I haven't read H.G. Frankfurter's book yet, but I find interesting his assertion that "we" (society?) have no theory of it yet. Stepping away from it's literal meaning, describing feces of a bull, bullshit describes a type of speech and statements correlated with incorrect, false, misleading or made up arguments. A common misperception is that such language is often used and needed in politics and advertising, it is however certainty that bullshit is not confined exclusively to any particular area of human activity.

"One of the most salient features of our culture is that there is so much bullshit. Everyone knows this. Each of us contributes his share. But we tend to take the situation for granted. Most people are rather confident of their ability to recognize bullshit and to avoid being taken in by it. So the phenomenon has not aroused much deliberate concern. We have no clear understanding of what bullshit is, why there is so much of it, or what functions it serves. And we lack a conscientiously developed appreciation of what it means to us. In other words, as Harry Frankfurt writes, "we have no theory."

Indeed, I think there is a very valid point in trying to understand the nature and sociological value or cost of bullshit in society and its relation to politics in general and power in particular, as it seems lying at least requires acknowledgment of the truth, whereas producing bullshit seems immune to this constraint.

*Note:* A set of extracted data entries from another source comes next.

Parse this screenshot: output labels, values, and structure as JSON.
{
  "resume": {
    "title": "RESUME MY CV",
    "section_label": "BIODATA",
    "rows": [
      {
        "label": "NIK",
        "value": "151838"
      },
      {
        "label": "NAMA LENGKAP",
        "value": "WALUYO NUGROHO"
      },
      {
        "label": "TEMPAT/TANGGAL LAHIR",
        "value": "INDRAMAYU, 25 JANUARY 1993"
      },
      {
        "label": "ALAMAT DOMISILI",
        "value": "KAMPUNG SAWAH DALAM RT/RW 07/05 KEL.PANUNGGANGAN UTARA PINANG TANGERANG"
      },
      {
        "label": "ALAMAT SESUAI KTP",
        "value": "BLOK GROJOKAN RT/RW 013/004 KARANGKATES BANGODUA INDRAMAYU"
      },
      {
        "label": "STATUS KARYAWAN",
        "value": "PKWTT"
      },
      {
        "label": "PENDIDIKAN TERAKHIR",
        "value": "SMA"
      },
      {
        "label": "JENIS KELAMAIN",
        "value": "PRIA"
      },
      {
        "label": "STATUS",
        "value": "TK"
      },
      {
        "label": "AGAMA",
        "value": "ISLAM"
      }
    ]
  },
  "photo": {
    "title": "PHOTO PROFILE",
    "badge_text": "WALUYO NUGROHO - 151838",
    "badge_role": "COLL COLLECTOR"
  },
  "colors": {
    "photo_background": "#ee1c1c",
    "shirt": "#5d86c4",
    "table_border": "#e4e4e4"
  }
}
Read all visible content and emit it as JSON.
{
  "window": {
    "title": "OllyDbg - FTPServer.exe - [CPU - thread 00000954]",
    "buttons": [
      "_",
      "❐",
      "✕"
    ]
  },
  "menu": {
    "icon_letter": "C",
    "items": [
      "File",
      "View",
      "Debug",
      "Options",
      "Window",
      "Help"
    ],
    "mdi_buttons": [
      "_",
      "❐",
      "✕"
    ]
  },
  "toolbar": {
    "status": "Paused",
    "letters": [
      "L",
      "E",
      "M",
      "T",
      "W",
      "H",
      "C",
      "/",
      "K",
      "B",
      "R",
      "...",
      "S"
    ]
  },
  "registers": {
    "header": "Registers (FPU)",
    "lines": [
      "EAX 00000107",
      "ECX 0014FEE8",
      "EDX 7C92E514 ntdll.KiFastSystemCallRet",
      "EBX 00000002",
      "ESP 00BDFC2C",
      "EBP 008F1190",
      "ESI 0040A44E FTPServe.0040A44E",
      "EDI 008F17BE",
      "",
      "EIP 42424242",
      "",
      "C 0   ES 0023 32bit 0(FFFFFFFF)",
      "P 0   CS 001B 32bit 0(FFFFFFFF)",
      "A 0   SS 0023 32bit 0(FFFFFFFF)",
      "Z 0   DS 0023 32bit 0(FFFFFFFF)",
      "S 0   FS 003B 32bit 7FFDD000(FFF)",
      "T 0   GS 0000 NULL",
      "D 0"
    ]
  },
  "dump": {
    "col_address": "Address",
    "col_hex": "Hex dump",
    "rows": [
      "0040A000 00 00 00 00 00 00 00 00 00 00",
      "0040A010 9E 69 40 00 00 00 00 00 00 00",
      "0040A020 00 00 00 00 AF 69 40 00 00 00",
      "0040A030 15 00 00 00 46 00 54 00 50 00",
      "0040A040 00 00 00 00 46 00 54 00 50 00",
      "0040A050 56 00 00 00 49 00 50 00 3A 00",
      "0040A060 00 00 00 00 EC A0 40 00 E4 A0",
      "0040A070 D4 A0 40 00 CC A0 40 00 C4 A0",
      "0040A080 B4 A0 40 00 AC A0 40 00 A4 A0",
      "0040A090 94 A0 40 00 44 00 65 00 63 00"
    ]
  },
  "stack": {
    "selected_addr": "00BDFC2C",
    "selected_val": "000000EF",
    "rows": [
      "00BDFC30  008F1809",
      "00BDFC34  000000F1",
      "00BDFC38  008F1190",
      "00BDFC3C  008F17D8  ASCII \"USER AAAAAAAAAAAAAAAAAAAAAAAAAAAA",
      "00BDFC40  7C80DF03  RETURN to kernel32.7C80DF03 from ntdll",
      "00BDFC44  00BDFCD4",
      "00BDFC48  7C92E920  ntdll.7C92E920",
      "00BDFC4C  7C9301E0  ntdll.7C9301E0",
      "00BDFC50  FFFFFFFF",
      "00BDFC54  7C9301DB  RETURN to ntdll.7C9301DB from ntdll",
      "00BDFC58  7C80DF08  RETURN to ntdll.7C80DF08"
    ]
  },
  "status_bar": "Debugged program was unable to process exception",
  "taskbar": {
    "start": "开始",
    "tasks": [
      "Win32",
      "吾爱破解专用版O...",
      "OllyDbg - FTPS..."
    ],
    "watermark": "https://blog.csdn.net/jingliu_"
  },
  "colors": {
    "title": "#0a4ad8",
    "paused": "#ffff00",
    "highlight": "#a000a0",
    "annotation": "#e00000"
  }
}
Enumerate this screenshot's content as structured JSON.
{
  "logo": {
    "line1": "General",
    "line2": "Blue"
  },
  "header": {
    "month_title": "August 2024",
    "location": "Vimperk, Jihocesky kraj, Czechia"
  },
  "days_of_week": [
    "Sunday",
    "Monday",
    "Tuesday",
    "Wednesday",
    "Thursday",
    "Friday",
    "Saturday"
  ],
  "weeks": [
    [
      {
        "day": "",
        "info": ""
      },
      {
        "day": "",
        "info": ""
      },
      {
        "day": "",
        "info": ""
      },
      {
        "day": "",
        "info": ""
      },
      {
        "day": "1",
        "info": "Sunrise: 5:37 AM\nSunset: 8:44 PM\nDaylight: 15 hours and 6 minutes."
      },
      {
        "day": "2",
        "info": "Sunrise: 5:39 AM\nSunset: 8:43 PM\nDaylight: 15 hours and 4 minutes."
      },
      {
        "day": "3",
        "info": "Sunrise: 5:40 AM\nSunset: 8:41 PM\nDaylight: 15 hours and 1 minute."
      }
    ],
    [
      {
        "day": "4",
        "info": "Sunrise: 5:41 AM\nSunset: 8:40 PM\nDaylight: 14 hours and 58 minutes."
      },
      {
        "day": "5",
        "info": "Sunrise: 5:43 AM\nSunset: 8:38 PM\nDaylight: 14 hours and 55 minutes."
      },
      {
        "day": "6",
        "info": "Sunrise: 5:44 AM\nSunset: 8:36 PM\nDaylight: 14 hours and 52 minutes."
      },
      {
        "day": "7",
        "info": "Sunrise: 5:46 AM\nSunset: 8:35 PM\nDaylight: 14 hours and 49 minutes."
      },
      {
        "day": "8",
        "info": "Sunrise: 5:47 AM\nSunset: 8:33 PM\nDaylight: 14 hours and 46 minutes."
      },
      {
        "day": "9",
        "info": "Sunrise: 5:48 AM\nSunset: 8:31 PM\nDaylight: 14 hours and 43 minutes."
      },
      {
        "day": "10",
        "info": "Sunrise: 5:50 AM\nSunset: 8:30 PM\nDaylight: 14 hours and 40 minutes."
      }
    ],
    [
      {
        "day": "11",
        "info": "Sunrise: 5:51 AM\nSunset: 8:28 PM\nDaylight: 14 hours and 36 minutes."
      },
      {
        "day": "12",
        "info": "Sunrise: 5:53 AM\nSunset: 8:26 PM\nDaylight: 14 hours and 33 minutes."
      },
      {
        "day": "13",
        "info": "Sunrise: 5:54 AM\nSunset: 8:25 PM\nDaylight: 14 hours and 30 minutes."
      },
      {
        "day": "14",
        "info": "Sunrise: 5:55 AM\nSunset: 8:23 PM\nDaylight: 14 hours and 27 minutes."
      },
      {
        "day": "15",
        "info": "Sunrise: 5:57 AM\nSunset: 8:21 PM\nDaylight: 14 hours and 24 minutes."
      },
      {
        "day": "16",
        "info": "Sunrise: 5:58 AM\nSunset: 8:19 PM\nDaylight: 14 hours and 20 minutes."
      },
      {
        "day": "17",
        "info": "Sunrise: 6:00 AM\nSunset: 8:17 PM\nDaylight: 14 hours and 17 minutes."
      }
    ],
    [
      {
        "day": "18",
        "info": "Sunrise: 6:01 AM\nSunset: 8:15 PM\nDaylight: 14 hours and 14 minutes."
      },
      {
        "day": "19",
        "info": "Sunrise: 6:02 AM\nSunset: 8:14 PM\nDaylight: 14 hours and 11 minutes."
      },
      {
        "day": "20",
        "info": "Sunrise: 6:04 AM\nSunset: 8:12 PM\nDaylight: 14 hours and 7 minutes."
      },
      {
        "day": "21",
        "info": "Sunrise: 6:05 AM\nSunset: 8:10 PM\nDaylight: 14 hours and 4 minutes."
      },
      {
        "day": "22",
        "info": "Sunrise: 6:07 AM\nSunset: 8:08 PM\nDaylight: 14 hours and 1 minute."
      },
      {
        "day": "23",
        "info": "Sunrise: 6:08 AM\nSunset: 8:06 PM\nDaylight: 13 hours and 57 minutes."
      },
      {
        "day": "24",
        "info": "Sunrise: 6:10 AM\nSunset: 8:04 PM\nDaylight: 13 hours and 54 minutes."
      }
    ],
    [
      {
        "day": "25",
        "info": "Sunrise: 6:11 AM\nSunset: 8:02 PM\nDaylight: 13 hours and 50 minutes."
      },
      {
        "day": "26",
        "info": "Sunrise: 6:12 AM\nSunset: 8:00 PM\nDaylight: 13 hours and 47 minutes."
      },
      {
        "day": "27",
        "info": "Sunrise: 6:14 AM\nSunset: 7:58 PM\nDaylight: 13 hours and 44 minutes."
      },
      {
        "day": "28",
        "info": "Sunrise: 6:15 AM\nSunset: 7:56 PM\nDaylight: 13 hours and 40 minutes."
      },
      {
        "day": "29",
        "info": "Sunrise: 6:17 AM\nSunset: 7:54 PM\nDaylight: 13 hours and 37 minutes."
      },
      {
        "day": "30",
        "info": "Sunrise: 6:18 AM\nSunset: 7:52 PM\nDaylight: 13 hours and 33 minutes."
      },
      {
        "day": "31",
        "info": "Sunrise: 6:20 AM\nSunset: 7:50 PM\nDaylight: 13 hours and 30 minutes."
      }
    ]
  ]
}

"It is impossible for someone to lie unless he thinks he knows the truth. Producing bullshit requires no such conviction. A person who lies is thereby responding to the truth, and he is to that extent respectful of it. When an honest man speaks, he says only what he believes to be true; and for the liar, it is correspondingly indispensable that he considers his statements to be false. For the bullshitter, however, all these bets are off: he is neither on the side of the true nor on the side of the false. His eye is not on the facts at all, as the eyes of the honest man and of the liar are, except insofar as they may be pertinent to his interest in getting away with what he says. He does not care whether the things he says describe reality correctly. He just picks them out, or makes them up, to suit his purpose."